We also studied longer-term outcomes of surgical aortic valve replacement (SAVR) in patients with RAVD. Among 172 patients with RAVD undergoing SAVR, death occurred in 48% during a mean follow-up of 6 years, compared with 7% in an age- and gender-matched control population (p < 0.001) [34]. We subsequently found that the rate of progression of aortic stenosis in RAVD is similar to the rate observed in control patients. However, we found that a significantly higher proportion of patients with RAVD underwent SAVR (80% vs. 50%, p < 0.01) at a far shorter time from the initial TTE 2.9 ± 1.6 years vs. 4.1 ± 2.4 years (p < 0.01) [35].

Due to the high morbidity and mortality in RAVD, there has been a great deal of enthusiasm surrounding the potential role for transcatheter aortic valve replacement (TAVR) in this patient population. In theory, TAVR could mitigate several issues encountered during surgical valve replacement, including XRT-induced fibrosis and adhesions, and restrictive lung disease. However, TAVR is oftentimes not optimal in RAVD due to extensive ascending aortic calcification, extensive AMC calcification with extension into the anterior mitral leaflet, and a high prevalence of conduction system disease.

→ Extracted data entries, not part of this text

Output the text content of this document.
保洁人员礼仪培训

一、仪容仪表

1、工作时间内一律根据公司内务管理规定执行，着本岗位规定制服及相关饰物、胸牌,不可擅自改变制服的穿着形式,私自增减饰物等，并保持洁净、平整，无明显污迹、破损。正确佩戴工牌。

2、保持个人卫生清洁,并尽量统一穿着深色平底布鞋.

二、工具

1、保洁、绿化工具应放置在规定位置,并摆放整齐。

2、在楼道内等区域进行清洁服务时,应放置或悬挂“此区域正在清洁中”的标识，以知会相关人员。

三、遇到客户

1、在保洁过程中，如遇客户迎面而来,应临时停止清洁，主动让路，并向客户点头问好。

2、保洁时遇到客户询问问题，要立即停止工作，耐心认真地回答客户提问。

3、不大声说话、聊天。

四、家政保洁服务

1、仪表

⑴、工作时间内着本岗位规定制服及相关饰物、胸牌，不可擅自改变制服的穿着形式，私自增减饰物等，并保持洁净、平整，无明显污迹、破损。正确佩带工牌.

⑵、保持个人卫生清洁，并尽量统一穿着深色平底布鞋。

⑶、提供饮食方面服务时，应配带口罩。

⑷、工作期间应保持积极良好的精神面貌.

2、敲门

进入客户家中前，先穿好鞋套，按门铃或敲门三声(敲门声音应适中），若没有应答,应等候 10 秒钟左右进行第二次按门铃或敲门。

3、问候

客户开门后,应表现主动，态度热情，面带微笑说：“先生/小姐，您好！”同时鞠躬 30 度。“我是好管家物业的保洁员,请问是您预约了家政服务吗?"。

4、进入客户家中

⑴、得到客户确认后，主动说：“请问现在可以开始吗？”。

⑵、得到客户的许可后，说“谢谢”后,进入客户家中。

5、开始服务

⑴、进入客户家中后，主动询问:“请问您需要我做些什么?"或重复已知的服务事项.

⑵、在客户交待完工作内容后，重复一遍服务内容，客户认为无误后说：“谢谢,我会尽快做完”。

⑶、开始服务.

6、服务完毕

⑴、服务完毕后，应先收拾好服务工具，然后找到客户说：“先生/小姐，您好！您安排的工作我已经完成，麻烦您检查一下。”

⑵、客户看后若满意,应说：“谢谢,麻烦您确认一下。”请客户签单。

We previously compared the outcomes of 98 patients with RAVD undergoing TAVR with 172 patients with RAVD undergoing SAVR and demonstrated an in-hospital, 1- and 2-year survival of 96%, 91%, and 86% in the TAVR cohort compared with 96%, 86%, and 80% in the SAVR group [36]. Zhang et al. compared the outcomes of 55 patients with RAVD undergoing TAVR with further 55 patients undergoing SAVR and found that TAVR was associated with lower adjusted 30-day mortality, postoperative atrial fibrillation, and shorter hospitalization compared with SAVR [37]. TAVR should be performed in accordance with consensus guidelines, [21, 38] and TAVR may be considered the default strategy in patients with RAVD in whom transfemoral access can be performed, and in the absence of complicating factors such as multivalvular disease, advanced coronary artery disease, or excessive risk for coronary obstruction or annulus rupture.

Conclusions

Radiation-associated valvular disease is an increasingly recognized late consequence of mediastinal radiation. Knowledge of the potential for cardiotoxicity following a long latency period is crucial in order for appropriate multimodality imaging-based screening to be conducted. Among patients requiring percutaneous or surgical intervention, individualized timing and technique are critical, and, as such, these patients should be managed at high-volume centers with experience in managing radiation-associated valvular disease.